Ulasan Perpres 16 Tahun 2018 tentang Pengadaan Barang/Jasa Pemerintah (PBJP) - Kegiatan pengadaan barang/jasa pemerintah (PBJP) merupakan bagian dari
pengelolaan keuangan negara dan berperan penting dalam pelaksanaan pembangunan
nasional sehingga hal ini perlu diatur dalam suatu peraturan
perundang-undangan. Dalam Perpres 16 Tahun 2018 tentang PBJP dijelaskan bahwa
PBJP adalah kegiatan pengadaan barang/jasa oleh Kementerian/ Lembaga/ Perangkat
Daerah (K/L/PD) yang dibiayai oleh APBD/APBD yang prosesnya sejak identifikasi
kebutuhan, sampai dengan serah terima pekerjaan. Jadi proses PBJ belum dapat
dikatakan selesai jika belum dilaksanakan serah terima hasil pekerjaan meskipun
fisik pekerjaan telah selesai. Kegiatan PBJP dilaksanakan oleh pelaku pengadaan
dengan 2 cara yaitu secara swakelola atau melalui penyedia. Secara garis besar
kegiatan PBJP baik secara swakelola maupun melalui penyedia dibagi menjadi 3
tahapan yaitu perencanaan, persiapan dan pelaksanaan.

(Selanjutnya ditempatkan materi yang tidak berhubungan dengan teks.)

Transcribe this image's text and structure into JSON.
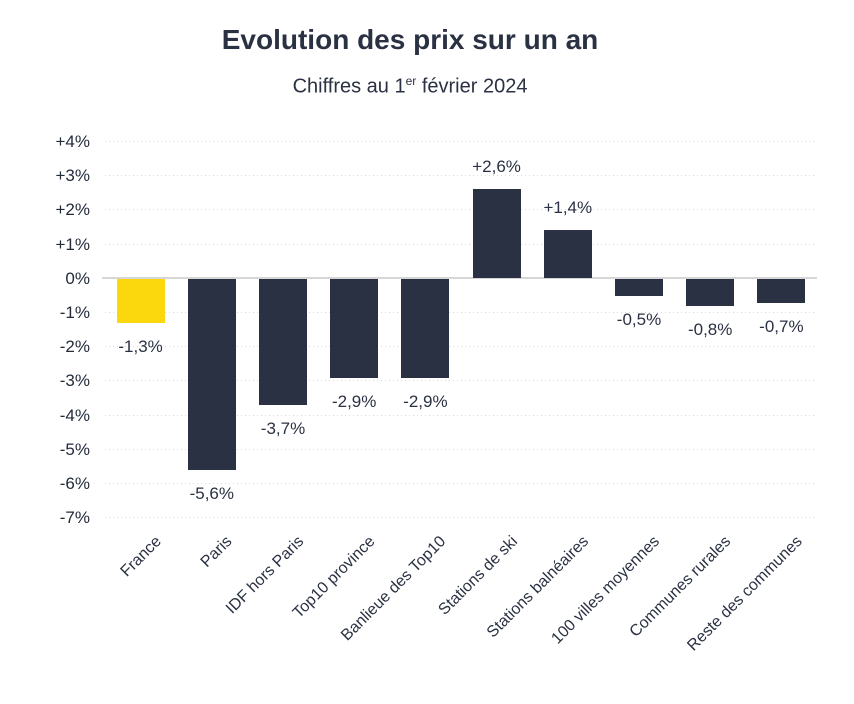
{
  "header": {
    "subtitle_prefix": "Chiffres au 1",
    "subtitle_sup": "er",
    "subtitle_suffix": " février 2024"
  },
  "chart_data": {
    "type": "bar",
    "title": "Evolution des prix sur un an",
    "subtitle": "Chiffres au 1er février 2024",
    "categories": [
      "France",
      "Paris",
      "IDF hors Paris",
      "Top10 province",
      "Banlieue des Top10",
      "Stations de ski",
      "Stations balnéaires",
      "100 villes moyennes",
      "Communes rurales",
      "Reste des communes"
    ],
    "values": [
      -1.3,
      -5.6,
      -3.7,
      -2.9,
      -2.9,
      2.6,
      1.4,
      -0.5,
      -0.8,
      -0.7
    ],
    "value_labels": [
      "-1,3%",
      "-5,6%",
      "-3,7%",
      "-2,9%",
      "-2,9%",
      "+2,6%",
      "+1,4%",
      "-0,5%",
      "-0,8%",
      "-0,7%"
    ],
    "highlight_index": 0,
    "ylim": [
      -7,
      4
    ],
    "ytick_step": 1,
    "ytick_labels": [
      "+4%",
      "+3%",
      "+2%",
      "+1%",
      "0%",
      "-1%",
      "-2%",
      "-3%",
      "-4%",
      "-5%",
      "-6%",
      "-7%"
    ],
    "grid": "horizontal-dotted",
    "legend": "none",
    "xlabel": "",
    "ylabel": "",
    "colors": {
      "bar": "#2A3142",
      "highlight": "#FBD80D",
      "grid": "#DBDBDB",
      "zero_axis": "#D6D6D6",
      "text": "#2A3142"
    }
  }
}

Jenis pengadaan dalam PBJ meliputi pengadaan barang (B), pekerjaan
konstruksi (PK), jasa konsultasi (JK) dan jasa lainnya (JL). Perbedaan antara
jasa konsultasi dan jasa lainnya adalah jasa konsultasi merupakan jasa layanan
profesional yang membutuhkan keahlian tertentu diberbagai bidang keilmuan yang
mengutamakan adanya olah pikir sedangkan jasa lainnya merupakan jasa yang
membutuhkan peralatan, metodologi khusus dan/ keterampilan dalam menyelesaikan
suatu pekerjaan. Contoh jasa konsultasi antara lain jasa konsultasi perencanaan
pembangunan gedung, kajian/ telaahan, dll sedangkan contoh jasa lainnya antara
lain jasa catering, jasa pemeliharaan gedung, dll. Intinya adalah jika jasa
konsultasi menitikberatkan pada adanya olah pikir sedangkan jasa lainnya pada
pekerjaan yang membutuhkan keterampilan dalam mengerjakannya.
Pelaku Pengadaan
1. Pengguna Anggaran
2. Kuasa Pengguna Anggaran
3. Pejabat Pembuat Komitmen
4. Pejabat Pengadaan,
bertugas melaksanakan persiapan dan pelaksanaan pada Pengadaan Langsung (PL)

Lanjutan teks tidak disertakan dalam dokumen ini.